Favourite Readings: 2014


   For me, 'best of' lists aren't so much quantitative—empirical evidence or absolute proof that authors X, Y, and Z wrote the definitive best literature of a given time period. 
   Instead, I use them to see what other writers or reviewers have read that I may have passed by or overlooked altogether. And, admittedly, to see how someone else's opinion about the same book can be so radically different than mine.
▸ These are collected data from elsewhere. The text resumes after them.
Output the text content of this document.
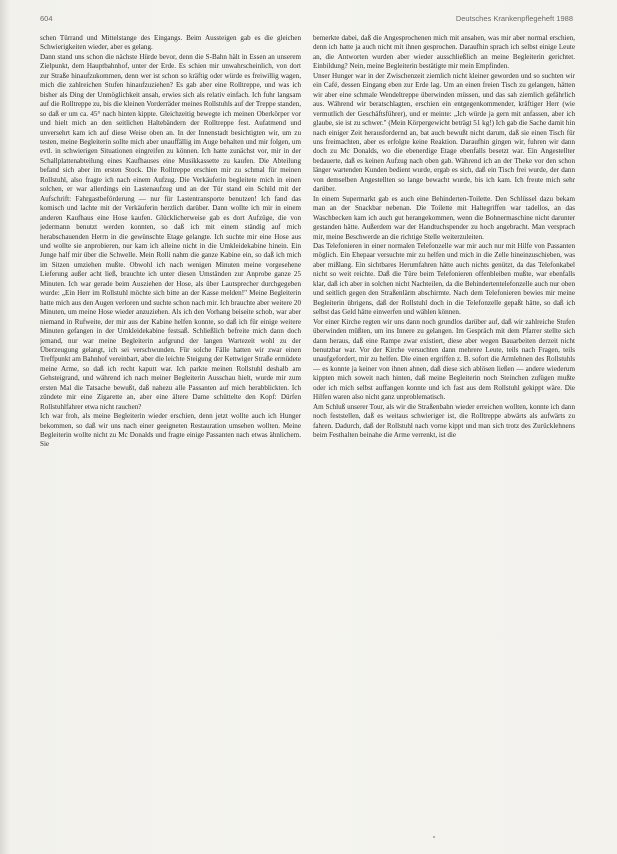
604	Deutsches Krankenpflegeheft 1988

schen Türrand und Mittelstange des Eingangs. Beim Aussteigen gab es die gleichen Schwierigkeiten wieder, aber es gelang.

Dann stand uns schon die nächste Hürde bevor, denn die S-Bahn hält in Essen an unserem Zielpunkt, dem Hauptbahnhof, unter der Erde. Es schien mir unwahrscheinlich, von dort zur Straße hinaufzukommen, denn wer ist schon so kräftig oder würde es freiwillig wagen, mich die zahlreichen Stufen hinaufzuziehen? Es gab aber eine Rolltreppe, und was ich bisher als Ding der Unmöglichkeit ansah, erwies sich als relativ einfach. Ich fuhr langsam auf die Rolltreppe zu, bis die kleinen Vorderräder meines Rollstuhls auf der Treppe standen, so daß er um ca. 45° nach hinten kippte. Gleichzeitig bewegte ich meinen Oberkörper vor und hielt mich an den seitlichen Haltebändern der Rolltreppe fest. Aufatmend und unversehrt kam ich auf diese Weise oben an. In der Innenstadt besichtigten wir, um zu testen, meine Begleiterin sollte mich aber unauffällig im Auge behalten und mir folgen, um evtl. in schwierigen Situationen eingreifen zu können. Ich hatte zunächst vor, mir in der Schallplattenabteilung eines Kaufhauses eine Musikkassette zu kaufen. Die Abteilung befand sich aber im ersten Stock. Die Rolltreppe erschien mir zu schmal für meinen Rollstuhl, also fragte ich nach einem Aufzug. Die Verkäuferin begleitete mich in einen solchen, er war allerdings ein Lastenaufzug und an der Tür stand ein Schild mit der Aufschrift: Fahrgastbeförderung — nur für Lastentransporte benutzen! Ich fand das komisch und lachte mit der Verkäuferin herzlich darüber. Dann wollte ich mir in einem anderen Kaufhaus eine Hose kaufen. Glücklicherweise gab es dort Aufzüge, die von jedermann benutzt werden konnten, so daß ich mit einem ständig auf mich herabschauenden Herrn in die gewünschte Etage gelangte. Ich suchte mir eine Hose aus und wollte sie anprobieren, nur kam ich alleine nicht in die Umkleidekabine hinein. Ein Junge half mir über die Schwelle. Mein Rolli nahm die ganze Kabine ein, so daß ich mich im Sitzen umziehen mußte. Obwohl ich nach wenigen Minuten meine vorgesehene Lieferung außer acht ließ, brauchte ich unter diesen Umständen zur Anprobe ganze 25 Minuten. Ich war gerade beim Ausziehen der Hose, als über Lautsprecher durchgegeben wurde: „Ein Herr im Rollstuhl möchte sich bitte an der Kasse melden!" Meine Begleiterin hatte mich aus den Augen verloren und suchte schon nach mir. Ich brauchte aber weitere 20 Minuten, um meine Hose wieder anzuziehen. Als ich den Vorhang beiseite schob, war aber niemand in Rufweite, der mir aus der Kabine helfen konnte, so daß ich für einige weitere Minuten gefangen in der Umkleidekabine festsaß. Schließlich befreite mich dann doch jemand, nur war meine Begleiterin aufgrund der langen Wartezeit wohl zu der Überzeugung gelangt, ich sei verschwunden. Für solche Fälle hatten wir zwar einen Treffpunkt am Bahnhof vereinbart, aber die leichte Steigung der Kettwiger Straße ermüdete meine Arme, so daß ich recht kaputt war. Ich parkte meinen Rollstuhl deshalb am Gehsteigrand, und während ich nach meiner Begleiterin Ausschau hielt, wurde mir zum ersten Mal die Tatsache bewußt, daß nahezu alle Passanten auf mich herabblickten. Ich zündete mir eine Zigarette an, aber eine ältere Dame schüttelte den Kopf: Dürfen Rollstuhlfahrer etwa nicht rauchen?

Ich war froh, als meine Begleiterin wieder erschien, denn jetzt wollte auch ich Hunger bekommen, so daß wir uns nach einer geeigneten Restauration umsehen wollten. Meine Begleiterin wollte nicht zu Mc Donalds und fragte einige Passanten nach etwas ähnlichem. Sie

bemerkte dabei, daß die Angesprochenen mich mit ansahen, was mir aber normal erschien, denn ich hatte ja auch nicht mit ihnen gesprochen. Daraufhin sprach ich selbst einige Leute an, die Antworten wurden aber wieder ausschließlich an meine Begleiterin gerichtet. Einbildung? Nein, meine Begleiterin bestätigte mir mein Empfinden.

Unser Hunger war in der Zwischenzeit ziemlich nicht kleiner geworden und so suchten wir ein Café, dessen Eingang eben zur Erde lag. Um an einen freien Tisch zu gelangen, hätten wir aber eine schmale Wendeltreppe überwinden müssen, und das sah ziemlich gefährlich aus. Während wir beratschlagten, erschien ein entgegenkommender, kräftiger Herr (wie vermutlich der Geschäftsführer), und er meinte: „Ich würde ja gern mit anfassen, aber ich glaube, sie ist zu schwer." (Mein Körpergewicht beträgt 51 kg!) Ich gab die Sache damit hin nach einiger Zeit herausfordernd an, bat auch bewußt nicht darum, daß sie einen Tisch für uns freimachten, aber es erfolgte keine Reaktion. Daraufhin gingen wir, fuhren wir dann doch zu Mc Donalds, wo die ebenerdige Etage ebenfalls besetzt war. Ein Angestellter bedauerte, daß es keinen Aufzug nach oben gab. Während ich an der Theke vor den schon länger wartenden Kunden bedient wurde, ergab es sich, daß ein Tisch frei wurde, der dann von demselben Angestellten so lange bewacht wurde, bis ich kam. Ich freute mich sehr darüber.

In einem Supermarkt gab es auch eine Behinderten-Toilette. Den Schlüssel dazu bekam man an der Snackbar nebenan. Die Toilette mit Haltegriffen war tadellos, an das Waschbecken kam ich auch gut herangekommen, wenn die Bohnermaschine nicht darunter gestanden hätte. Außerdem war der Handtuchspender zu hoch angebracht. Man versprach mir, meine Beschwerde an die richtige Stelle weiterzuleiten.

Das Telefonieren in einer normalen Telefonzelle war mir auch nur mit Hilfe von Passanten möglich. Ein Ehepaar versuchte mir zu helfen und mich in die Zelle hineinzuschieben, was aber mißlang. Ein sichtbares Herumfahren hätte auch nichts genützt, da das Telefonkabel nicht so weit reichte. Daß die Türe beim Telefonieren offenbleiben mußte, war ebenfalls klar, daß ich aber in solchen nicht Nachteilen, da die Behindertentelefonzelle auch nur oben und seitlich gegen den Straßenlärm abschirmte. Nach dem Telefonieren bewies mir meine Begleiterin übrigens, daß der Rollstuhl doch in die Telefonzelle gepaßt hätte, so daß ich selbst das Geld hätte einwerfen und wählen können.

Vor einer Kirche regten wir uns dann noch grundlos darüber auf, daß wir zahlreiche Stufen überwinden müßten, um ins Innere zu gelangen. Im Gespräch mit dem Pfarrer stellte sich dann heraus, daß eine Rampe zwar existiert, diese aber wegen Bauarbeiten derzeit nicht benutzbar war. Vor der Kirche versuchten dann mehrere Leute, teils nach Fragen, teils unaufgefordert, mir zu helfen. Die einen ergriffen z. B. sofort die Armlehnen des Rollstuhls — es konnte ja keiner von ihnen ahnen, daß diese sich ablösen ließen — andere wiederum kippten mich soweit nach hinten, daß meine Begleiterin noch Steinchen zufügen mußte oder ich mich selbst auffangen konnte und ich fast aus dem Rollstuhl gekippt wäre. Die Hilfen waren also nicht ganz unproblematisch.

Am Schluß unserer Tour, als wir die Straßenbahn wieder erreichen wollten, konnte ich dann noch feststellen, daß es weitaus schwieriger ist, die Rolltreppe abwärts als aufwärts zu fahren. Dadurch, daß der Rollstuhl nach vorne kippt und man sich trotz des Zurücklehnens beim Festhalten beinahe die Arme verrenkt, ist die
And so wrongheaded, of course. 
   This year, for mine—I was asked to contribute my five favourite books of the year—I opted for gut feeling, and chose books that stayed with me for being emotionally impacting, intellectually stimulating, or aesthetically distinguished (and, I guess, any mixture of those three). 
   In no particular order, my choices were—

1. The Western Home: Stories for Home on the Range, by Catherine Cooper [review]

2. Orfeo, by Richard Powers [review]

3. Ellen in Pieces, by Caroline Adderson [review]

4. All My Puny Sorrows, by Miriam Toews [review]

5. The Bone Clocks, by David Mitchell [review]


   That 'choose just five' restriction also meant quite a few couldn't make it to my Top 5. Still, I enjoyed them in assorted ways and would be negligent if I didn't mention them here.
   They include Hilary Mantel's The Assassination of Margaret Thatcher [review], Lorrie Moore's Bark [review], Sean Wilsey's essay collection, More Curious [review], Ian Weir's Will Starling [review], Mark Sampson's Sad Peninsula, C.P. Boyko's Novelists [review], Rae Spoon and Ivan Coyote's Gender Failure [review], and Margaret Atwood's Stone Mattress (a book that I actually purchased and did not review).